Published: January 28, 2011
Section: Editorials


The provost search committee has already received many nominations for potential replacements for Marty Krauss, who currently holds the position. The provost is one of the most influential and important people on campus. Charged with shaping the university’s academics, choosing a new provost is as important as picking a new president.

But you wouldn’t know that from the way students are talking-or not talking-about this decision. Because students, quite frankly, are apathetic.

This apathy can by attributed, for the large part, due to the confusion many students have about what exactly a provost is. This ignorance is unacceptable, and students must educate themselves about the position so they can be adequately engaged in the provost-picking process.

However, as important as it is for students to educate themselves, the committee members, and future provost, must meet them halfway.

Because the position of provost is as important as that of a president, the committee members should be treating this decision with the same care for student input as they did when choosing new President Fred Lawrence last year. Town halls and discussions about what we as a community value in academics, and thus in a provost, should be held in order to ensure that this is a community decision. If students are unaware as to the importance of this position, the committee, which has only one student member, should make an effort to educate them, not use student ignorance as an excuse for a lack of transparency.

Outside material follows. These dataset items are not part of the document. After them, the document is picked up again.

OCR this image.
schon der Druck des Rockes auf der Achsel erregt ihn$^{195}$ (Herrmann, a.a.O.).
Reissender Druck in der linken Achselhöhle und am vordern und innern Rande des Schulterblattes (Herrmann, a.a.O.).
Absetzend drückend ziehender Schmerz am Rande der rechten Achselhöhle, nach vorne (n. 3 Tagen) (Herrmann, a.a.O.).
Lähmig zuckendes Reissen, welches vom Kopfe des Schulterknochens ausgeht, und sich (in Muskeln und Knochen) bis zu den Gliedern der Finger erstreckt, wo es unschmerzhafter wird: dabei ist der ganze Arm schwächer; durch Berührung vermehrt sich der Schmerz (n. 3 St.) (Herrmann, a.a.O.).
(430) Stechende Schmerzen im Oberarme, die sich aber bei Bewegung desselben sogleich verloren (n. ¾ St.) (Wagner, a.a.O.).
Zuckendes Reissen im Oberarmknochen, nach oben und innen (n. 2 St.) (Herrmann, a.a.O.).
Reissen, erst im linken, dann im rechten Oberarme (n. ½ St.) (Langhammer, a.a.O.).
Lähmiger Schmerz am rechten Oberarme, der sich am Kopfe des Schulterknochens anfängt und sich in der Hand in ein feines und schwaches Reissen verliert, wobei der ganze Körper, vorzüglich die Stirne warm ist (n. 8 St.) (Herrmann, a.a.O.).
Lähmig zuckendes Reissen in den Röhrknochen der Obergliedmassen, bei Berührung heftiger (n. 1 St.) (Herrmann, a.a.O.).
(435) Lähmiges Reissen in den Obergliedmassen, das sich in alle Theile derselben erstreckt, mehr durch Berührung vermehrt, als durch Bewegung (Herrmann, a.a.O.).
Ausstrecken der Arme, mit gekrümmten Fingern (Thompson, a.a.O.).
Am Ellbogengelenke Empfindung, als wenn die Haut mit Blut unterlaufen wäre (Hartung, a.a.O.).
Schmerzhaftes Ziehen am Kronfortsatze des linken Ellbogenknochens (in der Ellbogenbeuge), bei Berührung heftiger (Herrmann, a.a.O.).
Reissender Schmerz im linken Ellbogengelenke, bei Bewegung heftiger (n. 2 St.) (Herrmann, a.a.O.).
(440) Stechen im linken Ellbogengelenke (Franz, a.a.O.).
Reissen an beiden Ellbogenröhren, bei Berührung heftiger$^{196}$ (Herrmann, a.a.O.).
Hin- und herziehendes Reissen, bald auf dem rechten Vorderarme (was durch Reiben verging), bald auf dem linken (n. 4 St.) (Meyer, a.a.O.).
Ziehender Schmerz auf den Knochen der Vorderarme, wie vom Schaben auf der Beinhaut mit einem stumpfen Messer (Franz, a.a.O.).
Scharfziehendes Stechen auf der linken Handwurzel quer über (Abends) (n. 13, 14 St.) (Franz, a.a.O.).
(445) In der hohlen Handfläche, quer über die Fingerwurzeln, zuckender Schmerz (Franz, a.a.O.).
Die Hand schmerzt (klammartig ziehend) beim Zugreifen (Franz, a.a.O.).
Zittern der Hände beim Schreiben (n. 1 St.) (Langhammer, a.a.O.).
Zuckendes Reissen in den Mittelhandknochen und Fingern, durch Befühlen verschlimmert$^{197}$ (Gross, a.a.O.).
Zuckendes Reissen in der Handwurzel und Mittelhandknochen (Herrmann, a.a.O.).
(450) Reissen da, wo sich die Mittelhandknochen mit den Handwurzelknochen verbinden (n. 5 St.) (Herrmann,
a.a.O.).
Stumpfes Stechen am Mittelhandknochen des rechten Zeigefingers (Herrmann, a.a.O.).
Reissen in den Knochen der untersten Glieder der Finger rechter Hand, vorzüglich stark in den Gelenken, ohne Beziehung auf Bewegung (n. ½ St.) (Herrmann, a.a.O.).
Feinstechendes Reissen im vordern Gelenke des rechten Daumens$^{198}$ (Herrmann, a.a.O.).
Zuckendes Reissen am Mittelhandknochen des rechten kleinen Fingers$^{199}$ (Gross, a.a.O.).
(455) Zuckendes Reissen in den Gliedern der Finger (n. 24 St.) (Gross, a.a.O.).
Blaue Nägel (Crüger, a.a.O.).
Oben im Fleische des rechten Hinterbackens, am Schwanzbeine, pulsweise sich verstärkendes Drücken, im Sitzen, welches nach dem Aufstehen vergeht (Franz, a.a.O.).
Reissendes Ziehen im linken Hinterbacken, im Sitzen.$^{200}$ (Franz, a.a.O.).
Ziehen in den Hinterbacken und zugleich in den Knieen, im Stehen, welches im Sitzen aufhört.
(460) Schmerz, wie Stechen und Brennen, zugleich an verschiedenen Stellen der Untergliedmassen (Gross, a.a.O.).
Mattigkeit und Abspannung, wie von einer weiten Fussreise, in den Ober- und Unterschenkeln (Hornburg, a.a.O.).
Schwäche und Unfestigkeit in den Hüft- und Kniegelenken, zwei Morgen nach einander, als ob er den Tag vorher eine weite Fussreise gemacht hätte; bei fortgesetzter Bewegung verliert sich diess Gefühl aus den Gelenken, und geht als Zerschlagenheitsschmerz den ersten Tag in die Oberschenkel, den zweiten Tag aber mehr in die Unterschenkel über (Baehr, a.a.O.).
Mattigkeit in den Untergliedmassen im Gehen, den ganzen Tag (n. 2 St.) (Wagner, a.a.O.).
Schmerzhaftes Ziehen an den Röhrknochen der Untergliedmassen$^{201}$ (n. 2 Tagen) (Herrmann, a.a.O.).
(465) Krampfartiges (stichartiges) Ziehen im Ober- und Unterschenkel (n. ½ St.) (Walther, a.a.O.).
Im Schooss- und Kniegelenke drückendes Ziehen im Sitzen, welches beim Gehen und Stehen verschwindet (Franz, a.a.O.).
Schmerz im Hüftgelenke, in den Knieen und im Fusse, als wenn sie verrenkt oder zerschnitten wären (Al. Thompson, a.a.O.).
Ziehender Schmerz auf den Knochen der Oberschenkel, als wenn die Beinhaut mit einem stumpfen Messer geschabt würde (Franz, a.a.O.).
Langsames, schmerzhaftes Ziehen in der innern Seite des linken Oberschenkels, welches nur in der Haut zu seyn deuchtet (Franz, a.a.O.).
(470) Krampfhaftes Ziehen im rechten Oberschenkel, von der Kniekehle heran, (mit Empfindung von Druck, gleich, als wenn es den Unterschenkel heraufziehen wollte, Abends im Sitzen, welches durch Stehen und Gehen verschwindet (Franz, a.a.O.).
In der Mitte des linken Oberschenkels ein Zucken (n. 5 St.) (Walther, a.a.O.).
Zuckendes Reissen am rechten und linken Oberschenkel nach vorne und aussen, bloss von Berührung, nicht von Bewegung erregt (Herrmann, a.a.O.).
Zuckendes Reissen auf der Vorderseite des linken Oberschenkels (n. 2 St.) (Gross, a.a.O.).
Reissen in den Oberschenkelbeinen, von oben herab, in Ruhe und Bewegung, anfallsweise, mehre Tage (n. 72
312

Even after the new executive is selected, we urge the future provost to make their presence known around campus and to be involved in campus life. Members of the provost search committee lamented in this week’s issue of The Hoot that “too many people just don’t know who Provost Krauss is and what she’s done for this community.” We contend that it is the provost’s job to meet and convene with students to the extent that the student body is familiar with not only the provost’s job description, but also their name and their face.

When it comes to a university, the quality of Brandeis’ academics is our most important value. We cannot allow student ignorance or a lack of administrative involvement to come in the way of ensuring that our university remains at the top of its game.